When I quizzed him further about why he liked Daytona so much, he mentioned it was cool watching races on a Monday night, but, more important, he thought it was really cool when that jet dryer blew up.

It got me thinking that these young fans or the Xbox crowd might think this is what they expect to see every time they tune into a NASCAR race. I really don’t think they realize that jet dryers blowing up and cars turning over and tumbling down the track like Jeff Gordon did at Daytona isn’t what NASCAR racing is all about.

I think when they don’t see that, they get bored and lose interest. Maybe the art of racing and driving cars really fast inches apart from each other doesn’t hold the total excitement they desire. So that’s just some of the insight I picked up on from my nephew and his buddies.

Having the off weekend also gave me the chance to enjoy the Masters. I want to congratulate Bubba Watson on his great win. He now has one of the green jackets and joins a very elite fraternity. It’s like winning the Daytona 500. It’s not just a win you enjoy until the next one. It is something that stays with you for the rest of your life.

I don’t know Watson personally, but Hamlin and my brother Michael do. They both tell me he is a really good guy. He’s from Georgia and a good Christian man. He and his lovely wife just adopted a new baby boy.

He gave a quote that I had never heard of before, but it really put things into perspective for me. Race fans always like to ask me if I had ever dreamed of winning as many races, championships or even being elected into the NASCAR Hall of Fame. I never really had what I felt was a really good answer for them.

Well, Watson sure has the most perfect one. He said Sunday, “I never got this far in my dreams.” I just think that is an awesome quote. That really sums it up. That’s a quote I’ll never forget. Like the late great Jack Benny was famous for “borrowing” a joke from another comedian, well I might just have to borrow Watson’s quote every now and then.

So here we are off to the Lone Star State. Just a reminder that with a Saturday race, the schedule is somewhat different.
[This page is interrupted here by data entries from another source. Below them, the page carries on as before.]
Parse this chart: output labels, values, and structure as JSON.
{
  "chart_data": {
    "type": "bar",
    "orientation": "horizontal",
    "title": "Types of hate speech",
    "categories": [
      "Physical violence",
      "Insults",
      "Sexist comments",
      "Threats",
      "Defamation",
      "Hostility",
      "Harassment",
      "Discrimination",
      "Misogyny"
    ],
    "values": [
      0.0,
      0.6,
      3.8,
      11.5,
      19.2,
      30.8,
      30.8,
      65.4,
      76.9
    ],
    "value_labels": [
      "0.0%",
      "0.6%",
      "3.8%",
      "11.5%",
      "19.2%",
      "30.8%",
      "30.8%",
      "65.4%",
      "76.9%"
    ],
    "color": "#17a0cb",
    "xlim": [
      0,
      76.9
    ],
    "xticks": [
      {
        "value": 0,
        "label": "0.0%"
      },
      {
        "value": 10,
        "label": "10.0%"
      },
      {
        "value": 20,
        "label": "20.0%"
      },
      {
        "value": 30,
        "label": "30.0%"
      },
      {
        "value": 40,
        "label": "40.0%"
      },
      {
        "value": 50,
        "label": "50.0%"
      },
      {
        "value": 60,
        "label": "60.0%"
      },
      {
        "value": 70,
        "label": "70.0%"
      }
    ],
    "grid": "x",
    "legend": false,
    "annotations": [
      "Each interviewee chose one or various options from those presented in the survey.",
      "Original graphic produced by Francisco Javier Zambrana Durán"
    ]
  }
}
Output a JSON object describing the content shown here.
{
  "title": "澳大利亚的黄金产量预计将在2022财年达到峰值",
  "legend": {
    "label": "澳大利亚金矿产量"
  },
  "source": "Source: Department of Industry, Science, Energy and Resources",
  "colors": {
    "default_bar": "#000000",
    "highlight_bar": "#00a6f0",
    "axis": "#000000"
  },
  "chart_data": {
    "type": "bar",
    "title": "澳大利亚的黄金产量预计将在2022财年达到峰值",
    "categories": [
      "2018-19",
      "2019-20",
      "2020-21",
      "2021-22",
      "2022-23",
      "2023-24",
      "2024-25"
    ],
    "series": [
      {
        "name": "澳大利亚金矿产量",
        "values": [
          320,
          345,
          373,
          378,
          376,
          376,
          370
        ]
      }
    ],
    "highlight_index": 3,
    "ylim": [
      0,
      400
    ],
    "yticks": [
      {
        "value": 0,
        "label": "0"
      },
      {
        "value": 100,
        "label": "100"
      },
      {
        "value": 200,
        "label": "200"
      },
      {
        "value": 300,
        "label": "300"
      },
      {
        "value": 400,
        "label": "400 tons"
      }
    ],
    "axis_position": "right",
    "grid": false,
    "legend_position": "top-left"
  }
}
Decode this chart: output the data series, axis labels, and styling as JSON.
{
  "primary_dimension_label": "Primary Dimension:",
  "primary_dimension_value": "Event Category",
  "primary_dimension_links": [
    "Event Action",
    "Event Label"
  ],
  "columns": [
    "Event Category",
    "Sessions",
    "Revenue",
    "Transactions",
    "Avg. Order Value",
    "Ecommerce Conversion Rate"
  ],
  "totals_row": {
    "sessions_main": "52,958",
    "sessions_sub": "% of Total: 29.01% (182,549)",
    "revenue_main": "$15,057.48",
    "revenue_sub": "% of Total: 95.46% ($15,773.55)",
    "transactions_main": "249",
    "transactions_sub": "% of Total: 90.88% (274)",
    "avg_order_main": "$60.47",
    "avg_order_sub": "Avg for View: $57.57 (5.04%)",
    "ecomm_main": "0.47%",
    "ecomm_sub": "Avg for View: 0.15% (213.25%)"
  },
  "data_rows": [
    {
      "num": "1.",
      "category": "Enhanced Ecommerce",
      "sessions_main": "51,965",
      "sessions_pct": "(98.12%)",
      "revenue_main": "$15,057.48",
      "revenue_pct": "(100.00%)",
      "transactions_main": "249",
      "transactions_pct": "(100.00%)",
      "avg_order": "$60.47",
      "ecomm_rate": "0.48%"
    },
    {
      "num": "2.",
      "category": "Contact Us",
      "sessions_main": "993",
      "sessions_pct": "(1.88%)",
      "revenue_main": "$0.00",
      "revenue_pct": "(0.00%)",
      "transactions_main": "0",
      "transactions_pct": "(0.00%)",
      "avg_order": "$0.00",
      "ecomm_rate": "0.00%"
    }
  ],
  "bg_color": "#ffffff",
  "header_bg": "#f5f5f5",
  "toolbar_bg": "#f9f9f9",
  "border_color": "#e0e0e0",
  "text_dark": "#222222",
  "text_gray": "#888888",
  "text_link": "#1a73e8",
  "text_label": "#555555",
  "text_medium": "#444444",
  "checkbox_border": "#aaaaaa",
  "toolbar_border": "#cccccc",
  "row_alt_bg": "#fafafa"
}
There will be a two-hour NASCAR Sprint Cup practice on Thursday this week at 5:30 p.m ET. You can catch that practice, plus the Friday final practice and qualifying all on SPEED.

Then, Saturday night under the lights you can catch all the action with our NASCAR on FOX coverage. So it’s time for the big “T” and I don’t mean trouble. “T” is for Texas and as the old saying goes, "Don’t mess with Texas.”